Partial sum of rows of Pascal's triangle

There really isn't a closed-form expression for the partial row sums of Pascal's triangle. The expression I imagine you're getting, $$\sum_{k=0}^m \binom{n}{k} = 2^n - \binom{n}{m+1} {}_2F_1(1,m+1-n;m+2;-1),$$ isn't really a closed-form; it's just the original sum expressed differently. (One of the answers to the MO question mentioned above by anon says this as well.)

So, why is this?

(In what follows, the original version contained a partial explanation, as the OP merely wanted hints. Now that the OP has completed the derivation for him/herself, I'm giving the full argument.)

We have $$ \binom{n}{m+1} {}_2F_1(1,m+1-n;m+2;-1) = \binom{n}{m+1} \sum_{k=0}^{\infty} \frac{1^{\overline{k}} (m+1-n)^{\overline{k}} (-1)^k}{(m+2)^{\overline{k}} k!}$$ $$= \binom{n}{m+1} \left[ 1 - \frac{1(m+1-n)}{(m+2)1} + \frac{2!(m+1-n)(m+2-n)}{(m+2)(m+3)2!} \mp \cdots \right]$$ $$= \frac{n!}{(m+1)!(n-m-1)!} \left[ 1 + \frac{n-m-1}{m+2} + \frac{(n-m-1)(n-m-2)}{(m+2)(m+3)} + \cdots \right]$$ $$= \binom{n}{m+1} + \binom{n}{m+2} + \binom{n}{m+3} + \cdots $$ $$= \sum_{k=m+1}^n \binom{n}{k}.$$

Thus $$\sum_{k=0}^m \binom{n}{k} = 2^n - \binom{n}{m+1} {}_2F_1(1,m+1-n;m+2;-1)$$ is just a rewrite of the original sum (together with the fact that $\sum_{k=0}^n\binom{n}{k} = 2^n$).

By the way, Concrete Mathematics spends some time discussing $\sum_{k=0}^m \binom{n}{k}$. On p. 165 they say

"Surely if we can evaluate the corresponding sum with alternating signs, we ought to be able to do this one. But no; there is no closed form for the partial sum of a row of Pascal's triangle."

Then on p. 228 they discuss the sum again, in the context of Gosper's algorithm for finding partial hypergeometric sums. This gives an explanation for why there is no closed-form, as Gosper's algorithm either finds one or proves that no such one exists.

"If we apply the same method to find the indefinite sum $\sum \binom{n}{k} \delta k,$ without the $(-1)^k$, everything will be almost the same except that $q(k)$ will be $n-k$; hence $Q(k) = n-2k$ will have greater degree than $R(k)=n$, and we will conclude that $d$ has the impossible value $\deg(p) - \deg(Q) = -1$. (The polynomial $s(k)$ cannot have negative degree, because it cannot be zero.) Therefore the function $\binom{n}{k}$ is not summable in hypergeometric terms."

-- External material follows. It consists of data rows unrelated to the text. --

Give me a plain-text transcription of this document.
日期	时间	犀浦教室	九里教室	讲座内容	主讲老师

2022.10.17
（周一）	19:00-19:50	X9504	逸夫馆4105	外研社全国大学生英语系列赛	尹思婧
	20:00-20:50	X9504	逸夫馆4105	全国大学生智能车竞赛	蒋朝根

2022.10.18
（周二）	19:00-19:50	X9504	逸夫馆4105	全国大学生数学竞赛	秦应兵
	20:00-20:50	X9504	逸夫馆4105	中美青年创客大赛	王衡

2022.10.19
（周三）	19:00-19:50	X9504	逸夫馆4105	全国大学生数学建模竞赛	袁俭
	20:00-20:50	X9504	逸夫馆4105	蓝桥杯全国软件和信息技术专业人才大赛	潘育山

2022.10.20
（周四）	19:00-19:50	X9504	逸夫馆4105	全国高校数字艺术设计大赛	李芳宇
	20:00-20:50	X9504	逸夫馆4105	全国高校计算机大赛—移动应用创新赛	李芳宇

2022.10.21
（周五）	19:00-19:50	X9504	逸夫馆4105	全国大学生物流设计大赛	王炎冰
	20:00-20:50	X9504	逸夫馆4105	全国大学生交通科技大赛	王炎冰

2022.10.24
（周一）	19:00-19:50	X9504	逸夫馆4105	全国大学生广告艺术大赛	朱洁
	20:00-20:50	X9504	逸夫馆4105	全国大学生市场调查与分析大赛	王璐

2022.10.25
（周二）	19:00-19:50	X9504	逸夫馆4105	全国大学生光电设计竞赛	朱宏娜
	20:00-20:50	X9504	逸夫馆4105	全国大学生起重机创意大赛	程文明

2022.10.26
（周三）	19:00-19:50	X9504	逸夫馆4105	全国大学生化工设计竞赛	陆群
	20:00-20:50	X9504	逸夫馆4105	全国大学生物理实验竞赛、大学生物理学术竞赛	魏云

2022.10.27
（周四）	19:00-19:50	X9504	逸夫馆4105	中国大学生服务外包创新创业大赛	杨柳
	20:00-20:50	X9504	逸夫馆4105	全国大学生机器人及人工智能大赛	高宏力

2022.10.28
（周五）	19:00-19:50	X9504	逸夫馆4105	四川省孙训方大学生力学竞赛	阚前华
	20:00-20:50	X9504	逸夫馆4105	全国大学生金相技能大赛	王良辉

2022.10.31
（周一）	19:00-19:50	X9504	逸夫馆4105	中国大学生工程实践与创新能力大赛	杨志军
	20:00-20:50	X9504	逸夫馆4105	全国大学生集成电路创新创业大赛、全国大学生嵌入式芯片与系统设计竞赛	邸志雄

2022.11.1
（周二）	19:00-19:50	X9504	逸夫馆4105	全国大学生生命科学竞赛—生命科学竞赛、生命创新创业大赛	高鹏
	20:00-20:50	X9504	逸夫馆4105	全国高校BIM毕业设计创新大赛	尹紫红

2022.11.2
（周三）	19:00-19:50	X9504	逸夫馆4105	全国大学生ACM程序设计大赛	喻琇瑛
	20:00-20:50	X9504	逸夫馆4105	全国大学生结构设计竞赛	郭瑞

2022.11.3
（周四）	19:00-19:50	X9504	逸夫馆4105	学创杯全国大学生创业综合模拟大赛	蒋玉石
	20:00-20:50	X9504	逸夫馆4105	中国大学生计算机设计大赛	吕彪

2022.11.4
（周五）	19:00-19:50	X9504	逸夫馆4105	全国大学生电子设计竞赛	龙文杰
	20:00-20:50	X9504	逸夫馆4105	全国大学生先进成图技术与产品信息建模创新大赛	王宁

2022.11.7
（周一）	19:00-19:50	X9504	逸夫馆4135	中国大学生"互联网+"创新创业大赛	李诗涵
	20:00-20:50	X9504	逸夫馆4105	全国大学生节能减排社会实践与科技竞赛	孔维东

However, Exercise 9.42 on p. 492 asks to prove the asymptotic formula $$\sum_{k \leq \alpha n} \binom{n}{k} = 2^{n H(\alpha) - \frac{1}{2} \log_2 n + O(1)},$$ where $H(\alpha) = \alpha \log_2 \frac{1}{\alpha} + (1-\alpha) \log_2 (\frac{1}{1-\alpha})$, for $\alpha \leq \frac{1}{2}$.

There is an outline of the proof of this result in the answer section, so you can look that up if you want to see how they obtain it. See also robjohn's comments below.

If $\alpha \geq \frac{1}{2}$, then $$\sum_{k \leq \alpha n} \binom{n}{k} = 2^{n + O(1)},$$ since the sum is bounded above by $2^n$ and below by $2^{n-1}$.

(Page numbers are for the second edition of Concrete Mathematics.)